A aquel primer cine de pueblo, además de la silla, también llevaba conmigo una lata de picón para combatir el frío durante la proyección. Con los años el calor de este improvisado brasero se ha convertido en el paradigma de lo que el cine significaba para mí en esa época.
A los once años, en Extremadura, había un cine en la misma calle del colegio donde estudiaba. En el colegio de los curas intentaban formar mi espíritu, deformándolo con religiosa tenacidad. Afortunadamente, un poco más arriba, en la misma calle, engullido en la butaca del cine, yo me reconciliaba con el mundo, con mi mundo. Un mundo dominado por emociones perversas, del que yo estaba seguro formaba parte. Muy pronto, a los once o doce años, me vi obligado a elegir, y lo hice con esa contundencia propia de la inexperiencia.

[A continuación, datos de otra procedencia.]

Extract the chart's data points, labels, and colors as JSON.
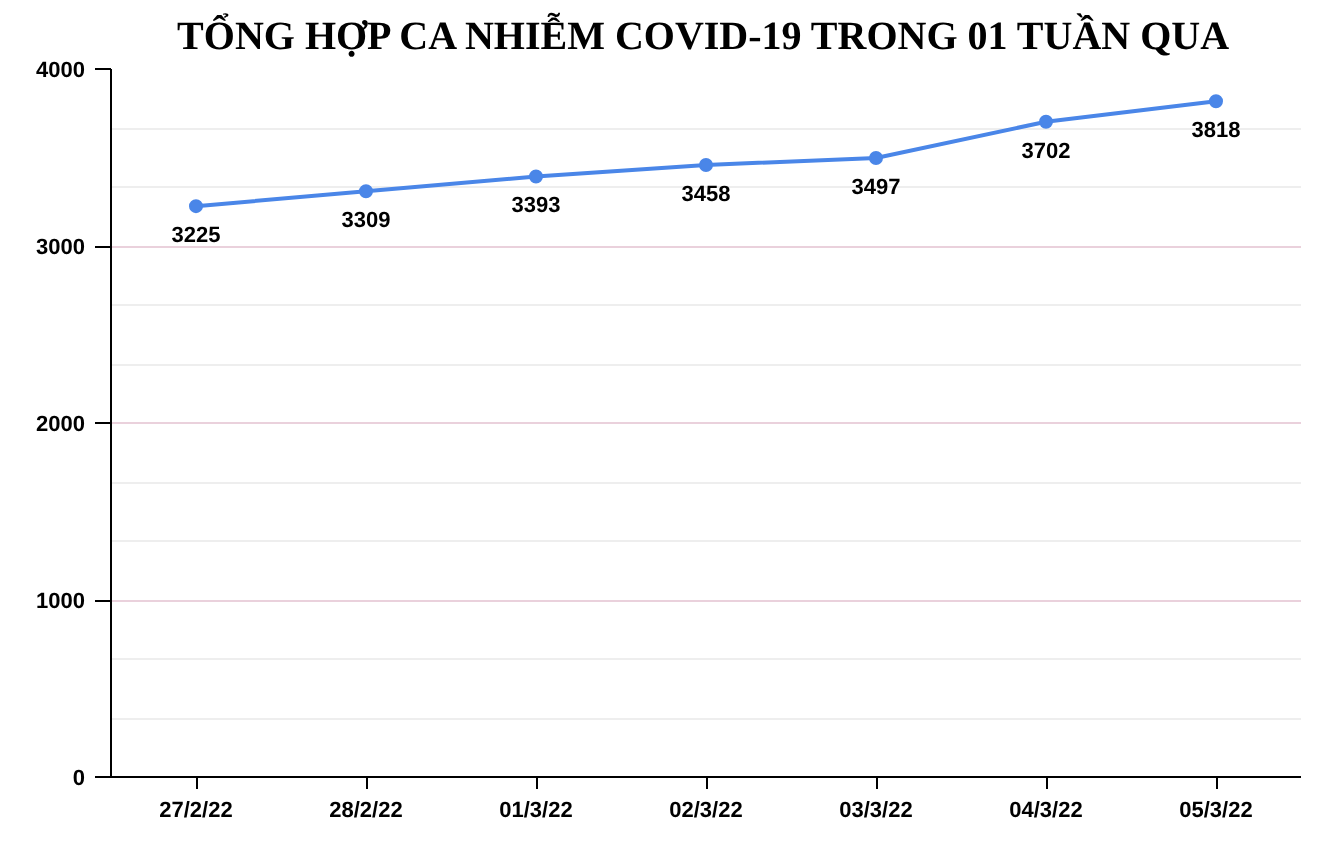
{
  "chart_data": {
    "type": "line",
    "title": "TỔNG HỢP CA NHIỄM COVID-19 TRONG 01 TUẦN QUA",
    "categories": [
      "27/2/22",
      "28/2/22",
      "01/3/22",
      "02/3/22",
      "03/3/22",
      "04/3/22",
      "05/3/22"
    ],
    "series": [
      {
        "color": "#4a86e8",
        "values": [
          3225,
          3309,
          3393,
          3458,
          3497,
          3702,
          3818
        ]
      }
    ],
    "ylim": [
      0,
      4000
    ],
    "yticks": [
      0,
      1000,
      2000,
      3000,
      4000
    ],
    "grid": "y",
    "marker": "circle",
    "line_style": "solid",
    "data_labels": true
  }
}
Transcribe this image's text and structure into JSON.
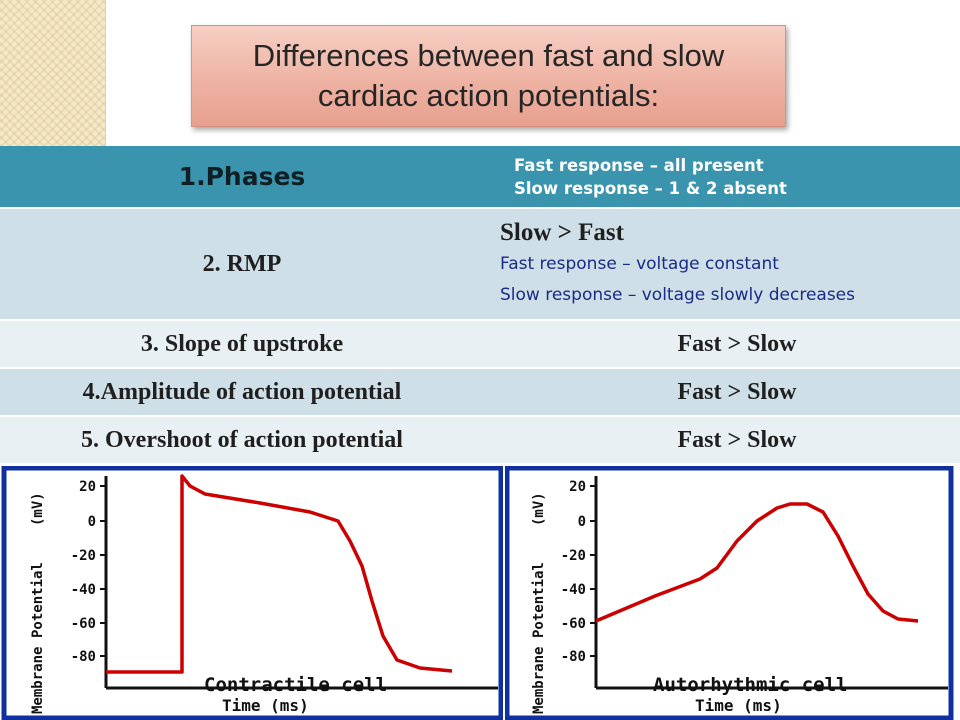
{
  "title": {
    "line1": "Differences between fast and slow",
    "line2": "cardiac action potentials:"
  },
  "table": {
    "header": {
      "label": "1.Phases",
      "line1": "Fast response – all present",
      "line2": "Slow response – 1 & 2 absent"
    },
    "rows": [
      {
        "label": "2. RMP",
        "value": "Slow > Fast",
        "notes": [
          "Fast response – voltage constant",
          "Slow response – voltage slowly decreases"
        ]
      },
      {
        "label": "3. Slope of upstroke",
        "value": "Fast > Slow"
      },
      {
        "label": "4.Amplitude of action potential",
        "value": "Fast > Slow"
      },
      {
        "label": "5. Overshoot of action potential",
        "value": "Fast > Slow"
      }
    ]
  },
  "graphs": [
    {
      "ylabel_1": "Membrane",
      "ylabel_2": "Potential",
      "ylabel_unit": "(mV)",
      "xlabel": "Time (ms)",
      "caption": "Contractile cell",
      "yticks": [
        "20",
        "0",
        "-20",
        "-40",
        "-60",
        "-80"
      ]
    },
    {
      "ylabel_1": "Membrane",
      "ylabel_2": "Potential",
      "ylabel_unit": "(mV)",
      "xlabel": "Time (ms)",
      "caption": "Autorhythmic cell",
      "yticks": [
        "20",
        "0",
        "-20",
        "-40",
        "-60",
        "-80"
      ]
    }
  ],
  "colors": {
    "table_header": "#3a94ad",
    "row_dark": "#cfdfe7",
    "row_light": "#e9f0f4",
    "trace": "#cc0000",
    "graph_frame": "#1030a0"
  }
}
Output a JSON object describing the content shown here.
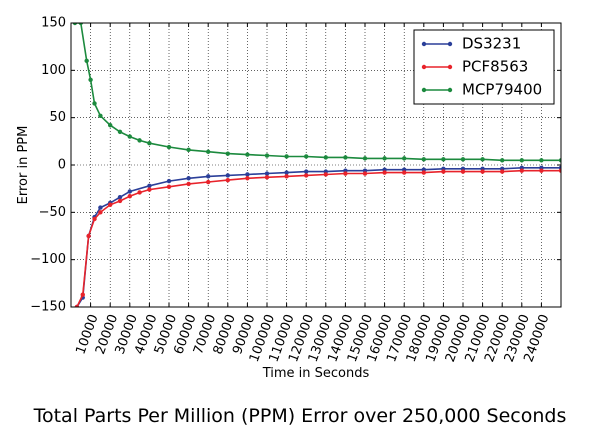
{
  "caption": "Total Parts Per Million (PPM) Error over 250,000 Seconds",
  "chart_data": {
    "type": "line",
    "title": "",
    "xlabel": "Time in Seconds",
    "ylabel": "Error in PPM",
    "xlim": [
      0,
      250000
    ],
    "ylim": [
      -150,
      150
    ],
    "x_ticks": [
      10000,
      20000,
      30000,
      40000,
      50000,
      60000,
      70000,
      80000,
      90000,
      100000,
      110000,
      120000,
      130000,
      140000,
      150000,
      160000,
      170000,
      180000,
      190000,
      200000,
      210000,
      220000,
      230000,
      240000
    ],
    "x_tick_labels": [
      "10000",
      "20000",
      "30000",
      "40000",
      "50000",
      "60000",
      "70000",
      "80000",
      "90000",
      "100000",
      "110000",
      "120000",
      "130000",
      "140000",
      "150000",
      "160000",
      "170000",
      "180000",
      "190000",
      "200000",
      "210000",
      "220000",
      "230000",
      "240000"
    ],
    "y_ticks": [
      -150,
      -100,
      -50,
      0,
      50,
      100,
      150
    ],
    "y_tick_labels": [
      "−150",
      "−100",
      "−50",
      "0",
      "50",
      "100",
      "150"
    ],
    "grid": true,
    "legend_position": "top-right",
    "series": [
      {
        "name": "DS3231",
        "color": "#2b3f99",
        "x": [
          3000,
          6000,
          9000,
          12000,
          15000,
          20000,
          25000,
          30000,
          40000,
          50000,
          60000,
          70000,
          80000,
          90000,
          100000,
          110000,
          120000,
          130000,
          140000,
          150000,
          160000,
          170000,
          180000,
          190000,
          200000,
          210000,
          220000,
          230000,
          240000,
          250000
        ],
        "y": [
          -150,
          -140,
          -75,
          -55,
          -45,
          -40,
          -34,
          -28,
          -22,
          -17,
          -14,
          -12,
          -11,
          -10,
          -9,
          -8,
          -7,
          -7,
          -6,
          -6,
          -5,
          -5,
          -5,
          -4,
          -4,
          -4,
          -4,
          -3,
          -3,
          -3
        ]
      },
      {
        "name": "PCF8563",
        "color": "#e8232b",
        "x": [
          3000,
          6000,
          9000,
          12000,
          15000,
          20000,
          25000,
          30000,
          35000,
          40000,
          50000,
          60000,
          70000,
          80000,
          90000,
          100000,
          110000,
          120000,
          130000,
          140000,
          150000,
          160000,
          170000,
          180000,
          190000,
          200000,
          210000,
          220000,
          230000,
          240000,
          250000
        ],
        "y": [
          -150,
          -137,
          -75,
          -57,
          -50,
          -42,
          -38,
          -33,
          -29,
          -26,
          -23,
          -20,
          -18,
          -16,
          -14,
          -13,
          -12,
          -11,
          -10,
          -9,
          -9,
          -8,
          -8,
          -8,
          -7,
          -7,
          -7,
          -7,
          -6,
          -6,
          -6
        ]
      },
      {
        "name": "MCP79400",
        "color": "#1c8a3e",
        "x": [
          2000,
          5000,
          8000,
          10000,
          12000,
          15000,
          20000,
          25000,
          30000,
          35000,
          40000,
          50000,
          60000,
          70000,
          80000,
          90000,
          100000,
          110000,
          120000,
          130000,
          140000,
          150000,
          160000,
          170000,
          180000,
          190000,
          200000,
          210000,
          220000,
          230000,
          240000,
          250000
        ],
        "y": [
          150,
          150,
          110,
          90,
          65,
          52,
          42,
          35,
          30,
          26,
          23,
          19,
          16,
          14,
          12,
          11,
          10,
          9,
          9,
          8,
          8,
          7,
          7,
          7,
          6,
          6,
          6,
          6,
          5,
          5,
          5,
          5
        ]
      }
    ]
  }
}
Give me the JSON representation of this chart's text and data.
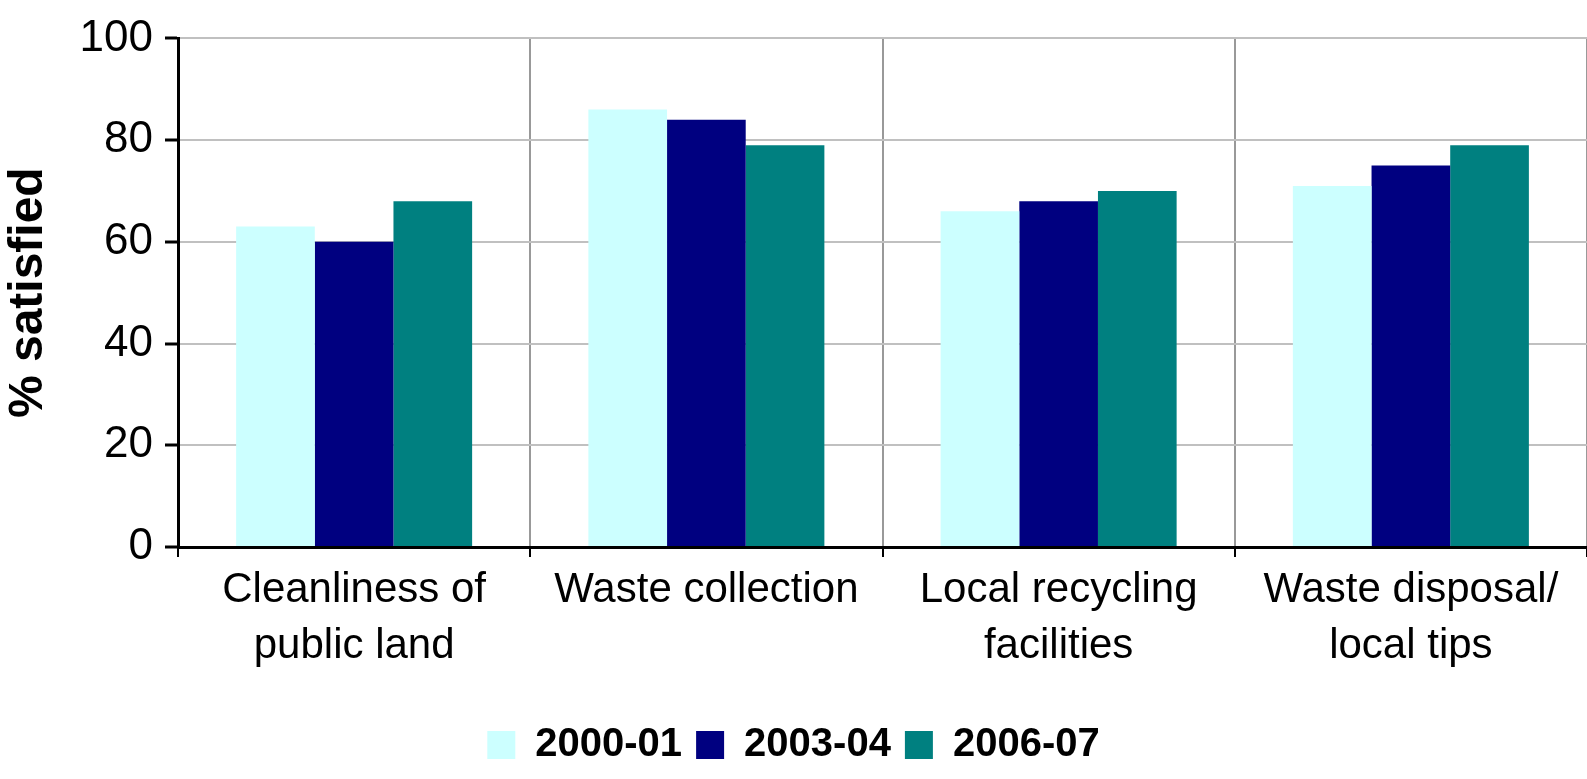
{
  "chart_data": {
    "type": "bar",
    "ylabel": "% satisfied",
    "categories": [
      "Cleanliness of public land",
      "Waste collection",
      "Local recycling facilities",
      "Waste disposal/ local tips"
    ],
    "series": [
      {
        "name": "2000-01",
        "color": "#ccffff",
        "values": [
          63,
          86,
          66,
          71
        ]
      },
      {
        "name": "2003-04",
        "color": "#000080",
        "values": [
          60,
          84,
          68,
          75
        ]
      },
      {
        "name": "2006-07",
        "color": "#008080",
        "values": [
          68,
          79,
          70,
          79
        ]
      }
    ],
    "ylim": [
      0,
      100
    ],
    "yticks": [
      0,
      20,
      40,
      60,
      80,
      100
    ],
    "grid": true,
    "legend": "bottom"
  }
}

Si por ver Johnny Guitar, Picnic, Esplendor en la hierba o La gata sobre el tejado de zinc yo merecía el infierno, no tenía otra alternativa que aceptar semejante castigo. No sabía lo que eran los genes, pero, sin duda, en mi código genético yo llevaba marcado al rojo vivo, como si fuera una res, el estigma del cinéfilo provinciano. No podía evitar ser más sensible a la voz de Tennessee Williams surgiendo de los labios de Liz Taylor, Paul Newman o Marlon Brando, que al susurro pastoso y baboso de mi Director Espiritual.
Para mí no había duda ni color. La llamada de la luz, proyectada en mis ojos como reflejo de la pantalla de cine, era mucho más fuerte que cualquier otra llamada.